Here’s one: writing requires discipline, resilience, and a drive to use time fully.
This could be true. But what profession does not demand these things?
Just saying: Dubus comments at one point that many living room conversations could be printed in the local paper without causing anyone embarrassment. This might explain why the family meal is becoming a thing of the past (or maybe it explains the demise of the local paper).
He writes in one essay that nature is not lethal, just indifferent. Later on, he indirectly connects to this point by commenting on the dilemma faced by the bystander: though a bystander often wants to help, the problem is not knowing what to do. I guess in a sense it is our nature to be indifferent - as I highlighted last year after reading Will Durant's Fallen Leaves, the only lasting solution to any problem is education.
No one had ever tried to explain the progression of shyness to me until Dubus took a crack at it in this book. The first step, he says, is narcissism because being shy requires some sense of belief in the importance of how we act, look, or are perceived by others. If this narcissism becomes a sense of always being watched, it may lead to the vanity and cowardice required in order to become shy.
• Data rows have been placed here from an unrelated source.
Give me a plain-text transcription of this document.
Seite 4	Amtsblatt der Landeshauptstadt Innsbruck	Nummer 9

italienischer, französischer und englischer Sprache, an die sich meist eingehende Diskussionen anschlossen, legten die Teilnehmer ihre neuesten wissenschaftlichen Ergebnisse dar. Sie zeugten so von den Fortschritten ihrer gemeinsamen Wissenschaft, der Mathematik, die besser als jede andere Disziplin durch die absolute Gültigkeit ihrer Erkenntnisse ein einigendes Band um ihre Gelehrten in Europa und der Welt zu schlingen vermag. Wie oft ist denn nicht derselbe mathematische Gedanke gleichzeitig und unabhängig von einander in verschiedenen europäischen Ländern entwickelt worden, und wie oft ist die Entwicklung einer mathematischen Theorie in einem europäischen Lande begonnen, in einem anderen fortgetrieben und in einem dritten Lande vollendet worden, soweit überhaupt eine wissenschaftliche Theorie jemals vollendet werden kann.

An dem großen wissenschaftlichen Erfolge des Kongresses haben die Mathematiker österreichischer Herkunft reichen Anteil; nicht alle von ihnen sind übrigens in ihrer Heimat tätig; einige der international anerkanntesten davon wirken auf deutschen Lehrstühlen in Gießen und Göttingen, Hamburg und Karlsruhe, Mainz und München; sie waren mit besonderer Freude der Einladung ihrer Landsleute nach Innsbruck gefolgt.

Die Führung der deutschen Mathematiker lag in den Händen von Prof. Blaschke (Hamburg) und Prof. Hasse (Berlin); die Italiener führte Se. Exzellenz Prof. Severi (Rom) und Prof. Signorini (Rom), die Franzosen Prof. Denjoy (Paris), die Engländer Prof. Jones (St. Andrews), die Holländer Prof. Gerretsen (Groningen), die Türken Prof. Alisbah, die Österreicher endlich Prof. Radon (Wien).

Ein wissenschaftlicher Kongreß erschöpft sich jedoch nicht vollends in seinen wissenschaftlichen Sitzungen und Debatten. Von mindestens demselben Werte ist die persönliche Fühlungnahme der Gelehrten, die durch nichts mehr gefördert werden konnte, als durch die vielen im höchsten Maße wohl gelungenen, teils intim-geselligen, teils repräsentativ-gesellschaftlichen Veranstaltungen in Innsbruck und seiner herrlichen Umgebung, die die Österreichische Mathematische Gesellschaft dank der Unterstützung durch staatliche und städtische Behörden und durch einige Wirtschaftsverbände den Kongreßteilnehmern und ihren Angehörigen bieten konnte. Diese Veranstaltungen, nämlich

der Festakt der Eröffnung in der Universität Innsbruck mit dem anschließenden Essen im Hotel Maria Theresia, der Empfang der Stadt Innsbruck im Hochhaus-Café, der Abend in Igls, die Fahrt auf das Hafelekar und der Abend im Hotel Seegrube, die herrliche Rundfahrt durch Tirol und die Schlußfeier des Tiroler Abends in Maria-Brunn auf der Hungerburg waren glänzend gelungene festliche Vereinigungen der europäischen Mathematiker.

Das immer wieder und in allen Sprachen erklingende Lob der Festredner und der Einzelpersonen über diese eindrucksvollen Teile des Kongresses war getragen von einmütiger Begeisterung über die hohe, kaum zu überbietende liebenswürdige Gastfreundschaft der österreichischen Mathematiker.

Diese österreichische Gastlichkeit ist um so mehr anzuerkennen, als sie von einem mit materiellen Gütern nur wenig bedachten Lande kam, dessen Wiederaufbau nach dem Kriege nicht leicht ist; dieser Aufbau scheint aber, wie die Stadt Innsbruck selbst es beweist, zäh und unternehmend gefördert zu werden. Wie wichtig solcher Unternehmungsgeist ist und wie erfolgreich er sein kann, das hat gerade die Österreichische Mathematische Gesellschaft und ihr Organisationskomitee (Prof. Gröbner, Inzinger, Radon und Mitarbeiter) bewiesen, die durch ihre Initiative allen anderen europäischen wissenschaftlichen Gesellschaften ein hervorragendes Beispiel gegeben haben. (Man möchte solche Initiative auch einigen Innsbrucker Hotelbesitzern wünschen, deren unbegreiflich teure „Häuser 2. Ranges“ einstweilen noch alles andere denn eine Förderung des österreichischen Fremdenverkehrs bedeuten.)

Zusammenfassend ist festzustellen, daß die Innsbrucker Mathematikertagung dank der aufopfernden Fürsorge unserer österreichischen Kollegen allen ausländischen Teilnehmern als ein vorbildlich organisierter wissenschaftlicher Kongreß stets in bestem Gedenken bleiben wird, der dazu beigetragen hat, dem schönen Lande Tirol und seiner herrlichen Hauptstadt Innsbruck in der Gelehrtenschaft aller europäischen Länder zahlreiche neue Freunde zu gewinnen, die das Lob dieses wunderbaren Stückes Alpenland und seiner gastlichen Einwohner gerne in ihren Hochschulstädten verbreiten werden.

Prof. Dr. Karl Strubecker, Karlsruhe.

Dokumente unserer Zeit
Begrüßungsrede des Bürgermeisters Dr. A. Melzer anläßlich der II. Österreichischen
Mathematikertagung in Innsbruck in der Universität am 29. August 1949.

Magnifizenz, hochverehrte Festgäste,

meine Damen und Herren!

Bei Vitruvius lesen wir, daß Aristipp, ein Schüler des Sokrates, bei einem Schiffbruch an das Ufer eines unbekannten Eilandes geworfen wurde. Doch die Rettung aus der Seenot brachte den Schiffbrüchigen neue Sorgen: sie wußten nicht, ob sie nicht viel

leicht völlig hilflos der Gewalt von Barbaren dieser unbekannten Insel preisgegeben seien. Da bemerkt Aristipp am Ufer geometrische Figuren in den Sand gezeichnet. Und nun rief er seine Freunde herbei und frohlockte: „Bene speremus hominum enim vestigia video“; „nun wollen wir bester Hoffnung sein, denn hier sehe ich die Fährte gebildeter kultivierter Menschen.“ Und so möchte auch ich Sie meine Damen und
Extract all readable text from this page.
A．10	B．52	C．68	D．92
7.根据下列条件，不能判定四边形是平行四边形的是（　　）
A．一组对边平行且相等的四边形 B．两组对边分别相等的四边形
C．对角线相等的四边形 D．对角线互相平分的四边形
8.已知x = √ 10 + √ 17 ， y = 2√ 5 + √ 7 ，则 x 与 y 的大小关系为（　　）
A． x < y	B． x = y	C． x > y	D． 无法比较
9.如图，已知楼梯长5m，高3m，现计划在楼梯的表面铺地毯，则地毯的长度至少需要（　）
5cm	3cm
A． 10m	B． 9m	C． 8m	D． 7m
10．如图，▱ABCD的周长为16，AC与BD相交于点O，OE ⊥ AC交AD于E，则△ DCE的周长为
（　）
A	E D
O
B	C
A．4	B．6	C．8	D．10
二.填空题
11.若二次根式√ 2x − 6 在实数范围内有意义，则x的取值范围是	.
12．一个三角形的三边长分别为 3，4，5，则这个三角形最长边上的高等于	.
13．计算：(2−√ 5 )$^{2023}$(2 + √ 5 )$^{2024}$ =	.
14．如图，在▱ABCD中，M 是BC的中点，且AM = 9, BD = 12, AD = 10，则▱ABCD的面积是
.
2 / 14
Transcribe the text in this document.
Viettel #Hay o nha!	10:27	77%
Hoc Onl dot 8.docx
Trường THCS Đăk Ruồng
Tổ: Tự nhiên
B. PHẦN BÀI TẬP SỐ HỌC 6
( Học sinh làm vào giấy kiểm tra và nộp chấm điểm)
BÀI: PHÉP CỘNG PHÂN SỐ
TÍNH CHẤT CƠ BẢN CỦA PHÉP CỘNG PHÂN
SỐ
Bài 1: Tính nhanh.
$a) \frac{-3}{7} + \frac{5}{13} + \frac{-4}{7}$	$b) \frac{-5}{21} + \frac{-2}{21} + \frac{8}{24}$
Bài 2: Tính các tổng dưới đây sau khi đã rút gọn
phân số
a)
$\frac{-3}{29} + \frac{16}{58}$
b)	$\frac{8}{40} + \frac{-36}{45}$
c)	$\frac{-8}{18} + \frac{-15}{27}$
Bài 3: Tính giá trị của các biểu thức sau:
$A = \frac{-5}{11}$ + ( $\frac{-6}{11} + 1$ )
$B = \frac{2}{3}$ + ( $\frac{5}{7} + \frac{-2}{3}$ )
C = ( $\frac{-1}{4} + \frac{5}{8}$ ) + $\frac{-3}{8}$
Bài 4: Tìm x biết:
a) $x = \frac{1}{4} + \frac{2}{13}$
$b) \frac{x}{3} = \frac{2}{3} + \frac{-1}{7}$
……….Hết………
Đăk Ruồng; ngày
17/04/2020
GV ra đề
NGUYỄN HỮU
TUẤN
This isn’t a perfect explanation, I’ll admit, but it’ll do for now as a working hypothesis.
Finally, I thought the observation that some emerge from a difficult time with the ability to see the way others are hurt or crippled was a very astute observation. For these survivors, it becomes a sort of obligation to help others find a day, an hour, or even just a moment of respite from this suffering.
Footnotes / imagined complaints
1. And landed...foul...on the grass...
'Under The Lights' is a Traditional Baseball Essay – you know it reader, the sort where the bases and balls (and players) are forever perfectly white, every extra inning is full of drama and intrigue, and the home run ball that ends it all - because how else could it end, reader? - is still rising, somewhere, into the romance of a lightning-streaked sky.